By Claire West

Over 90% of Brits are aware of their own personal financial position and the level of debt they currently carry, according to research issued today by accounting software company, Accountz.

The survey, conducted prior to the recent announcement that 6 million of us now owe the taxman a staggering £2 billion in underpayments, found that up to that point 92.2% of the sample was fully aware of what they owed in various debts and liabilities including mortgages, credit card debt and overdrafts.

The research also found that the UK consumer is highly astute when it comes to money management. Just over one third (36.4%) of the sample knew the level of interest on their personal overdraft and a further 30.5% had no overdraft at all.

Key findings include:

- One third — or 33.1% - had no idea what interest rate was charged on their overdraft.

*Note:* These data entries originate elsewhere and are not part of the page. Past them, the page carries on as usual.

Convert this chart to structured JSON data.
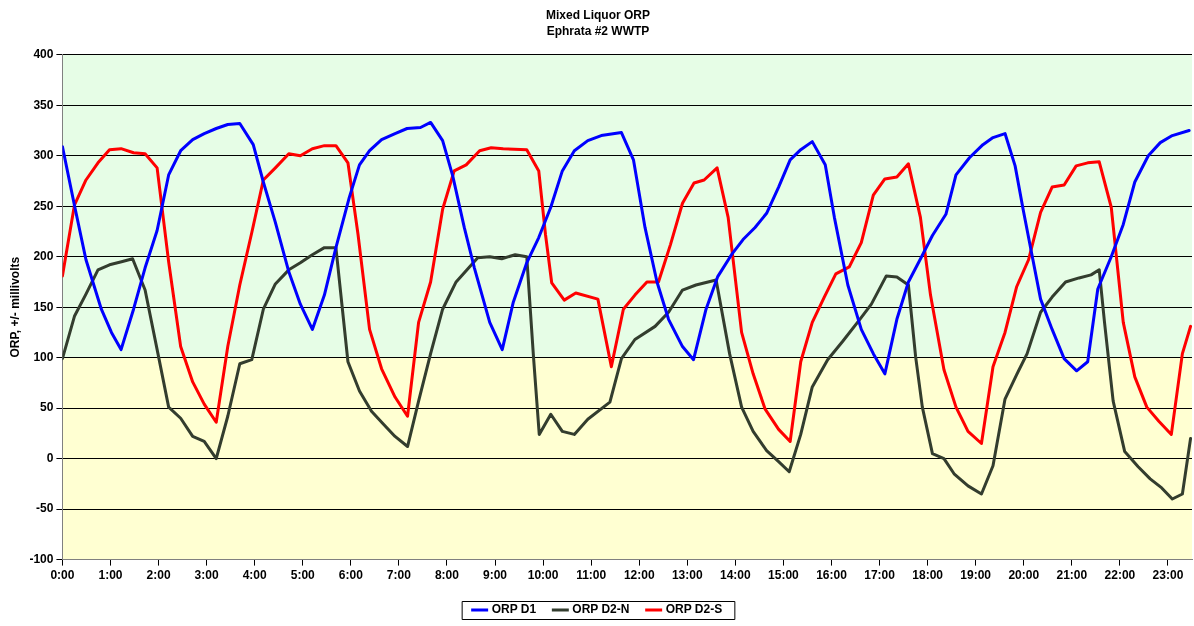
{
  "chart_data": {
    "type": "line",
    "title": "Mixed Liquor ORP",
    "subtitle": "Ephrata #2 WWTP",
    "ylabel": "ORP, +/- millivolts",
    "xlim": [
      0,
      23.5
    ],
    "xticks": [
      {
        "value": 0,
        "label": "0:00"
      },
      {
        "value": 1,
        "label": "1:00"
      },
      {
        "value": 2,
        "label": "2:00"
      },
      {
        "value": 3,
        "label": "3:00"
      },
      {
        "value": 4,
        "label": "4:00"
      },
      {
        "value": 5,
        "label": "5:00"
      },
      {
        "value": 6,
        "label": "6:00"
      },
      {
        "value": 7,
        "label": "7:00"
      },
      {
        "value": 8,
        "label": "8:00"
      },
      {
        "value": 9,
        "label": "9:00"
      },
      {
        "value": 10,
        "label": "10:00"
      },
      {
        "value": 11,
        "label": "11:00"
      },
      {
        "value": 12,
        "label": "12:00"
      },
      {
        "value": 13,
        "label": "13:00"
      },
      {
        "value": 14,
        "label": "14:00"
      },
      {
        "value": 15,
        "label": "15:00"
      },
      {
        "value": 16,
        "label": "16:00"
      },
      {
        "value": 17,
        "label": "17:00"
      },
      {
        "value": 18,
        "label": "18:00"
      },
      {
        "value": 19,
        "label": "19:00"
      },
      {
        "value": 20,
        "label": "20:00"
      },
      {
        "value": 21,
        "label": "21:00"
      },
      {
        "value": 22,
        "label": "22:00"
      },
      {
        "value": 23,
        "label": "23:00"
      }
    ],
    "ylim": [
      -100,
      400
    ],
    "yticks": [
      -100,
      -50,
      0,
      50,
      100,
      150,
      200,
      250,
      300,
      350,
      400
    ],
    "grid": "y",
    "legend": "bottom",
    "marker": "none",
    "line_style": "solid",
    "bands": [
      {
        "axis": "y",
        "from": 100,
        "to": 400,
        "color": "#e6fde6"
      },
      {
        "axis": "y",
        "from": -100,
        "to": 100,
        "color": "#ffffd2"
      }
    ],
    "series": [
      {
        "name": "ORP D1",
        "color": "#0000ff",
        "x": [
          0,
          0.25,
          0.49,
          0.81,
          1.02,
          1.22,
          1.48,
          1.72,
          1.97,
          2.21,
          2.46,
          2.71,
          2.95,
          3.2,
          3.44,
          3.69,
          3.97,
          4.18,
          4.43,
          4.71,
          4.95,
          5.2,
          5.45,
          5.69,
          5.97,
          6.18,
          6.39,
          6.64,
          6.92,
          7.17,
          7.45,
          7.66,
          7.91,
          8.12,
          8.36,
          8.57,
          8.89,
          9.15,
          9.38,
          9.66,
          9.91,
          10.16,
          10.4,
          10.65,
          10.93,
          11.21,
          11.63,
          11.88,
          12.12,
          12.37,
          12.61,
          12.9,
          13.13,
          13.39,
          13.63,
          13.92,
          14.16,
          14.41,
          14.65,
          14.9,
          15.14,
          15.36,
          15.6,
          15.87,
          16.06,
          16.34,
          16.62,
          16.87,
          17.11,
          17.36,
          17.6,
          17.82,
          18.1,
          18.38,
          18.59,
          18.87,
          19.15,
          19.36,
          19.61,
          19.82,
          19.99,
          20.17,
          20.35,
          20.59,
          20.84,
          21.1,
          21.33,
          21.54,
          21.82,
          22.07,
          22.31,
          22.59,
          22.84,
          23.09,
          23.44
        ],
        "values": [
          309,
          251,
          197,
          148,
          125,
          108,
          148,
          189,
          226,
          281,
          305,
          316,
          322,
          327,
          331,
          332,
          311,
          274,
          234,
          185,
          153,
          128,
          162,
          209,
          259,
          291,
          305,
          316,
          322,
          327,
          328,
          333,
          315,
          280,
          229,
          189,
          135,
          108,
          155,
          194,
          219,
          249,
          285,
          305,
          315,
          320,
          323,
          296,
          229,
          175,
          138,
          111,
          98,
          148,
          180,
          202,
          217,
          229,
          243,
          269,
          296,
          306,
          314,
          291,
          239,
          172,
          128,
          104,
          84,
          138,
          175,
          195,
          221,
          242,
          281,
          298,
          311,
          318,
          322,
          290,
          246,
          202,
          158,
          128,
          99,
          87,
          96,
          168,
          200,
          232,
          274,
          300,
          313,
          320,
          325
        ]
      },
      {
        "name": "ORP D2-N",
        "color": "#333d2e",
        "x": [
          0,
          0.25,
          0.49,
          0.74,
          0.98,
          1.23,
          1.46,
          1.72,
          2.0,
          2.21,
          2.46,
          2.71,
          2.95,
          3.2,
          3.44,
          3.69,
          3.94,
          4.18,
          4.43,
          4.71,
          4.95,
          5.2,
          5.45,
          5.69,
          5.94,
          6.18,
          6.43,
          6.68,
          6.92,
          7.18,
          7.41,
          7.66,
          7.91,
          8.19,
          8.64,
          8.89,
          9.14,
          9.42,
          9.66,
          9.8,
          9.92,
          10.16,
          10.4,
          10.65,
          10.93,
          11.39,
          11.63,
          11.91,
          12.33,
          12.61,
          12.9,
          13.18,
          13.6,
          13.88,
          14.13,
          14.37,
          14.65,
          14.9,
          15.12,
          15.36,
          15.6,
          15.92,
          16.23,
          16.59,
          16.83,
          17.14,
          17.36,
          17.6,
          17.75,
          17.89,
          18.1,
          18.34,
          18.55,
          18.84,
          19.12,
          19.36,
          19.61,
          19.85,
          20.07,
          20.35,
          20.59,
          20.87,
          21.15,
          21.4,
          21.57,
          21.68,
          21.86,
          22.1,
          22.38,
          22.63,
          22.87,
          23.09,
          23.3,
          23.47
        ],
        "values": [
          99,
          141,
          163,
          187,
          192,
          195,
          198,
          167,
          101,
          51,
          40,
          22,
          17,
          0,
          42,
          94,
          98,
          148,
          173,
          187,
          194,
          202,
          209,
          209,
          96,
          67,
          47,
          34,
          22,
          12,
          57,
          104,
          148,
          175,
          199,
          200,
          198,
          202,
          200,
          101,
          24,
          44,
          27,
          24,
          39,
          56,
          99,
          118,
          131,
          145,
          167,
          172,
          177,
          104,
          51,
          27,
          8,
          -3,
          -13,
          24,
          71,
          98,
          116,
          138,
          153,
          181,
          180,
          172,
          101,
          51,
          5,
          0,
          -15,
          -27,
          -35,
          -7,
          59,
          83,
          104,
          145,
          160,
          175,
          179,
          182,
          187,
          135,
          57,
          7,
          -8,
          -20,
          -29,
          -40,
          -35,
          20
        ]
      },
      {
        "name": "ORP D2-S",
        "color": "#ff0000",
        "x": [
          0,
          0.25,
          0.49,
          0.74,
          0.98,
          1.22,
          1.48,
          1.72,
          1.97,
          2.21,
          2.46,
          2.71,
          2.95,
          3.2,
          3.44,
          3.69,
          3.94,
          4.18,
          4.43,
          4.71,
          4.95,
          5.2,
          5.45,
          5.69,
          5.94,
          6.15,
          6.39,
          6.64,
          6.92,
          7.18,
          7.41,
          7.66,
          7.91,
          8.15,
          8.4,
          8.68,
          8.92,
          9.17,
          9.66,
          9.91,
          10.05,
          10.18,
          10.44,
          10.68,
          11.14,
          11.42,
          11.67,
          11.91,
          12.16,
          12.4,
          12.65,
          12.9,
          13.14,
          13.35,
          13.62,
          13.85,
          14.13,
          14.37,
          14.62,
          14.9,
          15.14,
          15.36,
          15.6,
          15.85,
          16.09,
          16.37,
          16.62,
          16.87,
          17.11,
          17.36,
          17.6,
          17.85,
          18.06,
          18.34,
          18.59,
          18.84,
          19.12,
          19.36,
          19.61,
          19.85,
          20.1,
          20.35,
          20.59,
          20.84,
          21.09,
          21.33,
          21.57,
          21.82,
          22.07,
          22.31,
          22.56,
          22.81,
          23.07,
          23.3,
          23.47
        ],
        "values": [
          181,
          251,
          276,
          293,
          306,
          307,
          303,
          302,
          288,
          195,
          111,
          76,
          54,
          36,
          111,
          172,
          224,
          276,
          288,
          302,
          300,
          307,
          310,
          310,
          293,
          222,
          128,
          89,
          61,
          42,
          135,
          175,
          247,
          285,
          291,
          305,
          308,
          307,
          306,
          285,
          222,
          174,
          157,
          164,
          158,
          91,
          148,
          162,
          175,
          175,
          212,
          253,
          273,
          276,
          288,
          239,
          125,
          84,
          49,
          29,
          17,
          96,
          135,
          160,
          183,
          190,
          214,
          261,
          277,
          279,
          292,
          239,
          162,
          88,
          51,
          27,
          15,
          91,
          125,
          170,
          197,
          244,
          269,
          271,
          290,
          293,
          294,
          249,
          135,
          81,
          51,
          37,
          24,
          104,
          131
        ]
      }
    ]
  }
}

- 61.6% of the sample knew the exact amount of interest being applied to their savings account.

- Just under two thirds (65%) knew exactly how much tax they had paid last year, and 77% of the sample knew their own personal tax code.

Quentin Pain, Founder of Accountz, stated: “The Office of Budget Responsibility is predicting that household debt will stand at roughly £1,823bn by the end of 2015, which is a daily increase of £159m between now and then. This takes the average household debt to about £72,341.”

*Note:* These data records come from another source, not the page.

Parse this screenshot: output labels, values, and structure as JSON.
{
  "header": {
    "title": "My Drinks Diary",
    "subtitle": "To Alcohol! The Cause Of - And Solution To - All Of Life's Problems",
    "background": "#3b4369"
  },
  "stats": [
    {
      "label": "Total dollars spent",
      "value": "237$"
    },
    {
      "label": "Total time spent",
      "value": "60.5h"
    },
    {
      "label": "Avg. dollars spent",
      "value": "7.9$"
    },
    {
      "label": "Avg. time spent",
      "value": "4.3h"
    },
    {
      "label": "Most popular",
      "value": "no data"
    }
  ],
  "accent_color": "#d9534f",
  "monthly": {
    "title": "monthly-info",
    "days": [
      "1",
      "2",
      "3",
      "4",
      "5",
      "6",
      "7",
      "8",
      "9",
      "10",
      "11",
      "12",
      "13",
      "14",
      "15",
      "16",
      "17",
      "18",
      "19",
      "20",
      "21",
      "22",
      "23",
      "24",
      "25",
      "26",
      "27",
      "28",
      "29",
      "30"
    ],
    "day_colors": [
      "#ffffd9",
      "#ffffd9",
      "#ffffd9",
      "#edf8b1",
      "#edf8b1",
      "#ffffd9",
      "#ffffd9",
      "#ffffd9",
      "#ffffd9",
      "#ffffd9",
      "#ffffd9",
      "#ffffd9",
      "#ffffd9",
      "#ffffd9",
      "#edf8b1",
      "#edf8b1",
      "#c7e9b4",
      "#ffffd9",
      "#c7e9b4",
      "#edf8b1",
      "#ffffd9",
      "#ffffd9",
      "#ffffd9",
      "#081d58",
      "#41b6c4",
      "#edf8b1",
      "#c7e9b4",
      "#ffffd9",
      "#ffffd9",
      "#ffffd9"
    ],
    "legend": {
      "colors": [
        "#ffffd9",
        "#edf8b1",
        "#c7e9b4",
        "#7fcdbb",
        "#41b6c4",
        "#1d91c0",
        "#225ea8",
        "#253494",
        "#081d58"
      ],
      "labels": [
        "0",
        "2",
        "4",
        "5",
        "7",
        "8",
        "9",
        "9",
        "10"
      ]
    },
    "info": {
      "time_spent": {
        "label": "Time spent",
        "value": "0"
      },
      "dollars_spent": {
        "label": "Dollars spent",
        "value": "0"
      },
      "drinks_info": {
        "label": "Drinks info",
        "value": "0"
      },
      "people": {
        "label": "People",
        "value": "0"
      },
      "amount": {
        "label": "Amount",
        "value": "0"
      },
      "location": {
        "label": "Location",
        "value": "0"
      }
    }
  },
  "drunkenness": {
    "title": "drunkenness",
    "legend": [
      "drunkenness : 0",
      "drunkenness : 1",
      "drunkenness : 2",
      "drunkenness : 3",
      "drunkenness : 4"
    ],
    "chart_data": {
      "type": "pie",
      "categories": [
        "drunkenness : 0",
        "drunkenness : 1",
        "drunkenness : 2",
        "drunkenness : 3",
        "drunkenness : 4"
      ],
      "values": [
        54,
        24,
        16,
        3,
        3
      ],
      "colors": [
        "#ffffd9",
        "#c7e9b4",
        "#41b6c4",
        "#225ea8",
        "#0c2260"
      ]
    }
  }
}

“Interestingly over the past 12 months this level of debt has only increased by 0.8% which is relatively flat year on year, indicating that us Brits are taking the issue of debt seriously and beginning to pay back the money we owe.”

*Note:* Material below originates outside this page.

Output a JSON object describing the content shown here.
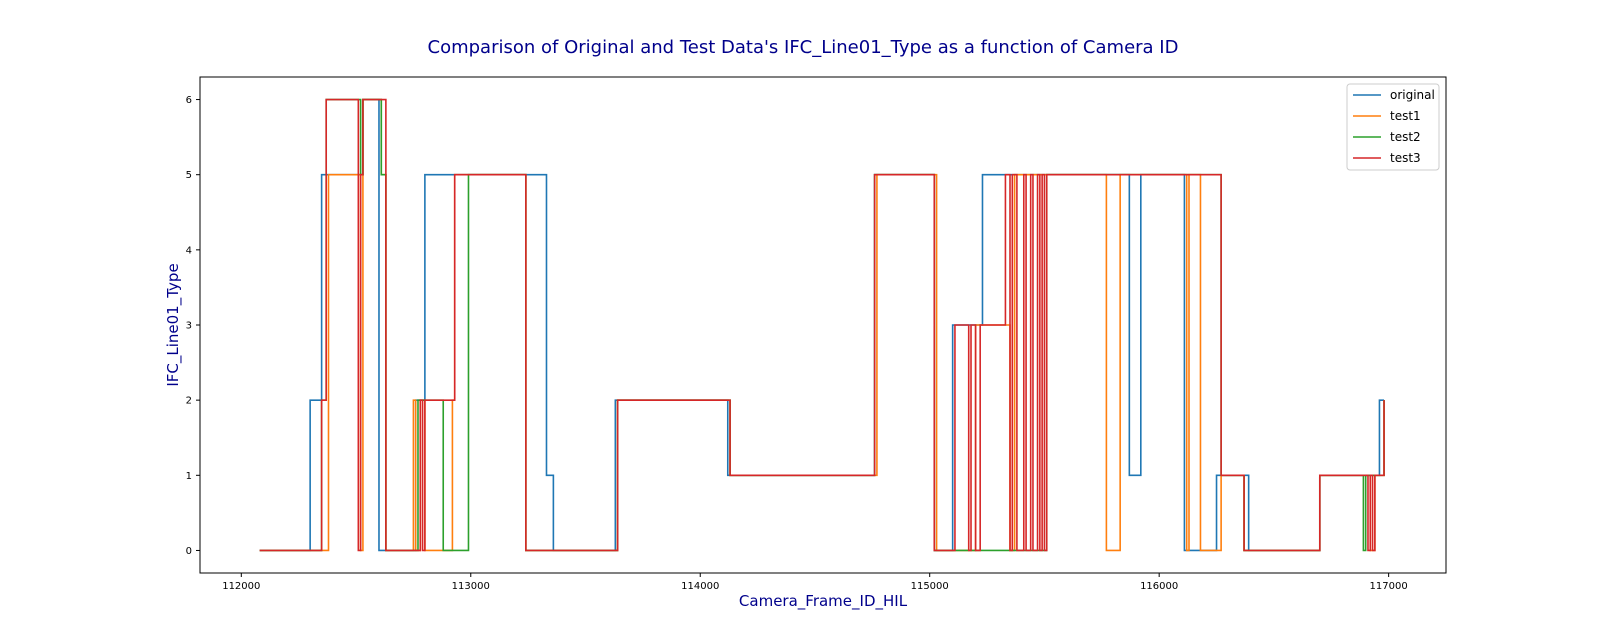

The latest borrowing figures out in July from the building societies reported that consumers actually repaid £379m more than borrowings. Furthermore, with interest rates so low the societies also reported over £1.3bn in savings being withdrawn as people pay down debt as opposed to save.

“This high level of awareness over personal debt indicates that now more than ever us Brits are becoming more astute in money management. Increasingly people are using software applications such as Home Accountz to track, record and manage their money. After all increased measurement leads to improved money management,” added Quentin.

“The tragedy for many money-conscious people is that while they appear to be on top of personal debt, acutely aware of their personal liabilities, thinking they are in control of their income, along comes HMRC with a sting in its tail. There is no doubt that tax demands against income already taxed will hit people hard, no matter how careful they have been.”

“The lesson HMRC needs to take from this research is that the British are financially savvy and running tight household budgets as it is. It needs to act sympathetically and accept totally its own liability in this mess and work with taxpayers on repayment schedules to suit them and not the government,” concluded Quentin.